Last of my posts on Macworld Expo 2009
As I remarked on last year’s Macworld Expo, the show seems to have migrated into being a show for schlocky iPod speakers from Taiwan. (When I ran into Rob Pegoraro of the Washington Post researching his own story on Macworld, he said that such products will occupy an entire wing of CES later this week.)
This year, there seemed fewer speakers (literally) but many many iPod, iPhone and MacBook cases. To me, this suggests that for plastic or nylon cases, the gross margins are so high — and the entry barriers so low— as to invite excess entry.
Ironically, the only thing I bought at Macworld was an iPod speaker. I was looking for small, portable, self-powered (or battery-powered) speakers that either I could use in a hotel room, or for my daughter’s iPod Shuffle. I found three products from two Taiwanese manufacturers
- What I really liked was the Pocket Hi-Fi in Bass speakers (about $100) from Digifocus — a built-in iPod connector, tiny with amazing room-filling sound. (Get the two-AA battery model CLSS-M, not the one-AA model which has less bass). I didn’t buy them because I only had a want, not a need.

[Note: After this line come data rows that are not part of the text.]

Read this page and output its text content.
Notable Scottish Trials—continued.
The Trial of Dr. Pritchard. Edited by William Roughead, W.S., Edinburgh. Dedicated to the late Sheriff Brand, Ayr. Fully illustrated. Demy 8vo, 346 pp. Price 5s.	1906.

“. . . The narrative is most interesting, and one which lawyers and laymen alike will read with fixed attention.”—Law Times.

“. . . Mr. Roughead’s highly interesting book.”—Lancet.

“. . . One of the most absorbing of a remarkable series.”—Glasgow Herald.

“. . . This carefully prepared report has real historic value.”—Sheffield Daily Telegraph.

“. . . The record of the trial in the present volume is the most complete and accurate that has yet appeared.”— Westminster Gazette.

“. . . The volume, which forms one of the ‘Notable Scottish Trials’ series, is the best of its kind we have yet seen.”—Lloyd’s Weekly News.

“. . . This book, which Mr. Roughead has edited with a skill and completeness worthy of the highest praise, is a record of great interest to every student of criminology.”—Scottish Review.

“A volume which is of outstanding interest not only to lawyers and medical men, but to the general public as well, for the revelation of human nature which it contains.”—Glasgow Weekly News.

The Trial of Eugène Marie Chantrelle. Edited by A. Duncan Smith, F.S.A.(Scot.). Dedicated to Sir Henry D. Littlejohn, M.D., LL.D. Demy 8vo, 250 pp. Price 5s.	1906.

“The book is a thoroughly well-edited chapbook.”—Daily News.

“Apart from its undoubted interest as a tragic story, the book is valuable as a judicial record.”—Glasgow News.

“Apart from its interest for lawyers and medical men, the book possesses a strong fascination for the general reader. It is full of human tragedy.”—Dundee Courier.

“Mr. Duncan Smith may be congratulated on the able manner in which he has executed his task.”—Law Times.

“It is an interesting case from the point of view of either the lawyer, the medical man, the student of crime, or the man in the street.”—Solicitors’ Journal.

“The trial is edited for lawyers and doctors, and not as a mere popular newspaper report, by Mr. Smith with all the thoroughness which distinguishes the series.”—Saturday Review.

However, if I’d realized that they’re not available from the company website (and Amazon only has the lower-end model) I would have just bit the bullet and bought them.
- Until I heard the Pocket Hi-Fi, I really liked the Tweakers from Grandmax (about $40), a pair of golf-ball sized omindirectional speakers that can be separated to improve stereo separation. The sound isn’t quite as good (although it’s amazingly good), but they are very convenient to carry and use: the speakers have a minijack for input, and run off a rechargeable battery charged via a USB port.
- Grandmax also sells a single-speaker version, the Tweakers Teeny, at half the price. This is what I bought for my daughter, and she loves it. Supposedly one or both of the Tweakers models will be available at Office Depot next month
Sennheiser OMX 80 clip-on headphones seemed to provide better sound quality than my existing pair, so I’d like to do a side-by-side comparison before spending the $60.
On the other end of the sound chain, I liked two microphone products, mainly for VoIP or videoconferencing. The one I really wanted was from Marshall Electronics, the music amplification company that now makes a family of USB microphones. The product that I tried was the MXL AC-404 — a USB microphone designed for Skype users that looks (and sounds) like the auxiliary mike for a mid-range Polycom speakerphone. I would have bought it on the spot, but right now I do most of my Skype calls at home and I don’t have a place to put it on my desk.
The mike that I wanted to try — but the booth was too busy — was the Snowflake USB microphone from Blue Microphones. It’s also selling to the Skype audience, but this is a portable product designed to take with your laptop (or even hang on top of the lid).
Another mike that I really liked was the external mike for the iPod Touch 2G sold by Truphone (which doesn’t appear to be mentioned on their website). Although I didn’t see it on the show floor, there is a comparable product (SmartTalk) available from Griffin Technology, which provides an iPhone (or iPod Touch) microphone that you use with your existing audio headsets.
Another cool thing I saw was videoconferencing for the iPhone (which might also run on an iPod Touch). The most press attention came to WebEx, the 800 pound gorilla now owned by Cisco. However, I also saw two other iPhone solutions: Fuze from CallWave and TouchMeeting from Persony. The latter seemed to be living what they preach — i.e. virtual distributed collaboration — as their CEO is in Los Gatos, their President in Santa Barbara and their sales director in Vermont (near the ski slopes).
At least as interesting is what I didn’t see. Like many other users, I was disappointed that the rumored announcements were so wrong. The new Mac Mini is long over due. It’s also odd that Apple hasn’t released more LED-powered LCD screens since the Apple LED Cinema Display 24-Inch released last year; since making a new LCD screen isn’t that hard to do, perhaps they are waiting to fix problems with this one, or timing the introduction to match the (also overdue) update to the Mac Pro.
Also what is disappointing is the lack of a Bluetooth keyboard for the iPod Touch or iPhone. Nokia has had something (the SU-8W) for its smartphones for four years, and there are third party solutions for the Blackberry.
The iPhone has a Bluetooth radio but Apple does not allow it to be used with keyboards. For now, it’s possible to get it to work using an external Bluetooth adaptor. My guess is that Apple has disabled this feature until it sells its own external keyboard, or (less likely) because it plans to release a phone with a built-in keyboard.